パブリック・リレーションズ

2007.09.08

イノベーションの真の意味

こんにちは井之上喬です。
被災地に多くの傷跡を残した台風9号。皆さんお変わりありませんか?

先週、グローバルを視座に置いたイノベーションの創出で日本再生に取り組むプロジェクトについてお話しました。

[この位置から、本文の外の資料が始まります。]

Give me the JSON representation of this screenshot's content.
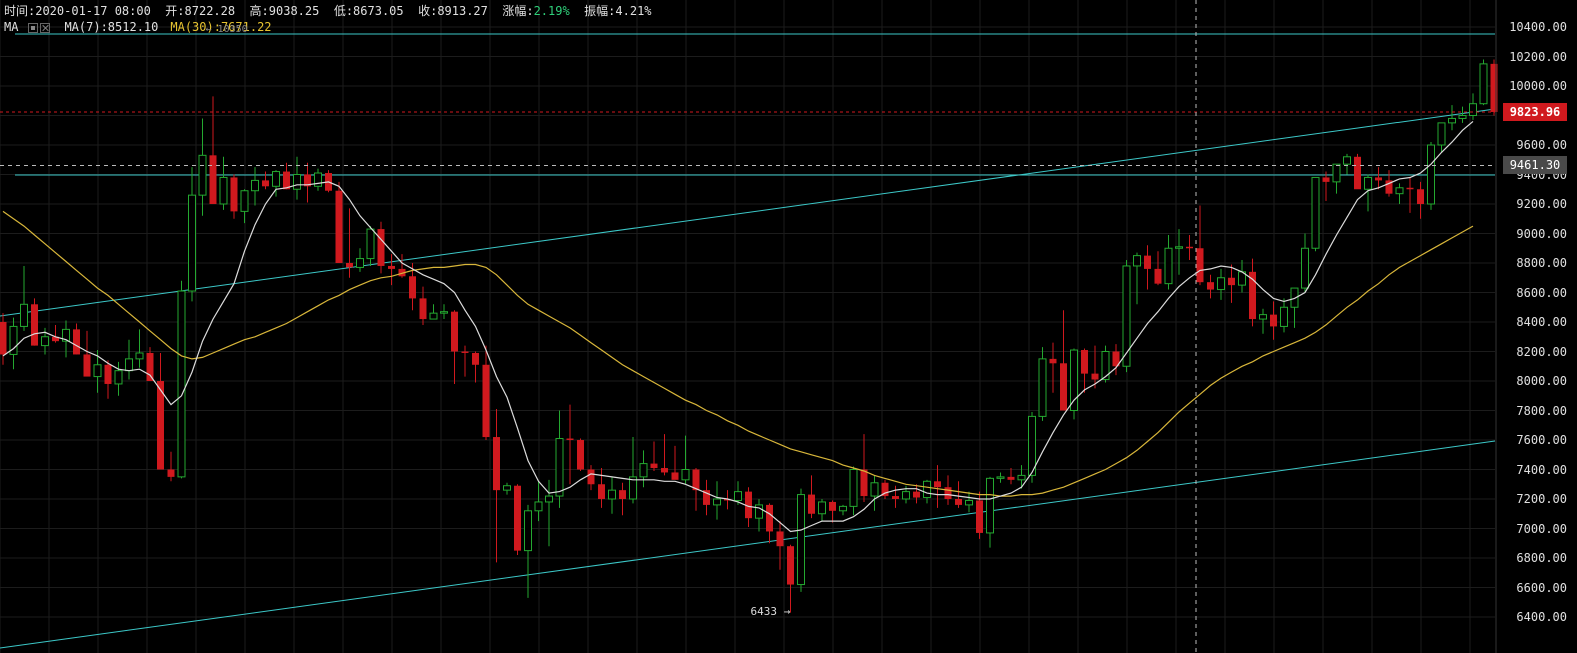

その中である米国企業経営者が、日本の経営者と米国経営者のイノベーションについての取り組み姿勢の違いを語ったことを紹介しましたが、この言葉の中に日本再生のための一つのヒントが隠されていると考えています。
イノベーションとは何でしょうか。

イノベーション=リスクをとること

広辞苑を紐解くと、イノベーションとは、「生産技術の革新だけでなく、新商品の導入、新市場・新資源の開拓、新しい経営組織の実施などを含む概念」と出ています。つまり、イノベーションとは、既存のモノやシステムからの飛躍をはかり、 新技術や新しいアイデアを採り入れ社会的意義のある新たな価値を創造し、社会に大きな変革をもたらすことを指します。

この用語を初めて生み出したのは、オーストリア出身の経済学者 シュンペーター。彼は1911年出版の自著『経済発展の理論』の中で、景気循環の波を引き起こす要因としてイノベーションを中心概念に据え、波動を描く経済活動を理論化しました。その理論の中で、イノベーションの担い手を企業家(アントレプレナー:entrepreneur)と呼び、経営資源を全く新しく組み合わることで、新たなビジネス創造の主体としました。

前号でも紹介したように、イノベーションにはリスクが伴います。特に技術の場合、日本の組織体は革新的技術を積極的に取り入れ変革を起こすことに消極的です。自分たちに理解できる技術の開発には飛び込んでいくものの、その領域を超えた理解不能と思われる技術や手法の開発・導入には極めて保守的です。失敗しリスクを取ることを極端に恐れるからです。

日本は封建制度のもと何百年もの間「失敗を恥とし、切腹して命を持ってお詫びする」に象徴される思想文化が醸成されてきました。戦後、欧米文化が街に溢れる時代になっても、働き手は終身雇用のなかで多くの同期と競争し勝ち残り、数十年かけて頂上まで到達するシステムが主流を占めてきました。

そのため、人の評価は減点方式。その結果として、人は失敗を極端に恐れ、こじんまりとした個人ができ上がります。失敗を恐れる傾向は、いまや日本人のDNAの中に奥深く組み込まれ、受け継がれているのでしょうか。そんなことはないはずです。

失敗が許される文化

OECDなどの統計によれば、日本は2003年、国民一人当たりのGDPは35,008ドルで世界一位にランクされるもののその後順位を下げ、2005年度は35,650ドルで14位まで下落。

国際労働機関(ILO)によると、2006年の1人当たり国内総生産(GDPは1990年価格)でみた労働生産性では、米国が首位。欧米先進国が上位を占めるなか、日本は16位。またスイスのIMD(国際経営開発研究所)が毎年発表する国際競争力ランキングでは、日本は91年までは首位を確保していましたが、昨年は16位、今年は24位と、急速に順位を落としています

また現在、国と地方を合わせた財政赤字の累積債務は1000兆円を超え、対名目GDP比は先進国の多くが対名目GDP比60%以下に対して、日本は約200%。深刻な不況に苦しんだ70年代の英国でさえ対名目GDP比の100%程度であったことを考えると事態は極めて深刻です。

これらのデータが示すものは日本の明らかな国力低下です。日本における現状を打破し競争力を発揮するシステムの構築が火急の問題であることは明白。

先週、日本再生のためのソリューションは、イノべーションを通して日本を国際舞台で高付加価値の技術やサービスを提供できる国として構築することであると述べました。日本のイノベーションの実現には、その中枢にパブリック・リレーションズを導入することが不可欠です。

短期的、中期的な視点からは、双方向のコミュニケーションを通して、真のイノベーションの意義や魅力を国民をはじめ、技術、経営、法制、財務などあらゆる分野における内外の有能な人材に広く認知させなければなりません。技術者とファンド、研究者と起業家といった新しい関係を構築し、優れた技術やサービスをいち早くビジネスモデル化するなど、パブリック・リレーションズの立場でビジネスを促進させることが可能です。

長期的には、リスクを恐れない「失敗が許される文化」の土壌を醸成すること。様々なレベルでの教育を通して自ら変革を起こすことのできる人材や組織文化を育てることなどをパブリック・リレーションズにより促進します。

シュンペーターが言うように、イノベーションの担い手となりリードしていくのが企(起)業家であるならば、企業や組織のトップに目的達成のために助言することを求められるPRの実務家は、イノベーションを実現させる重要な役割を担っているといえます。日本の再生に残された時間はないのです。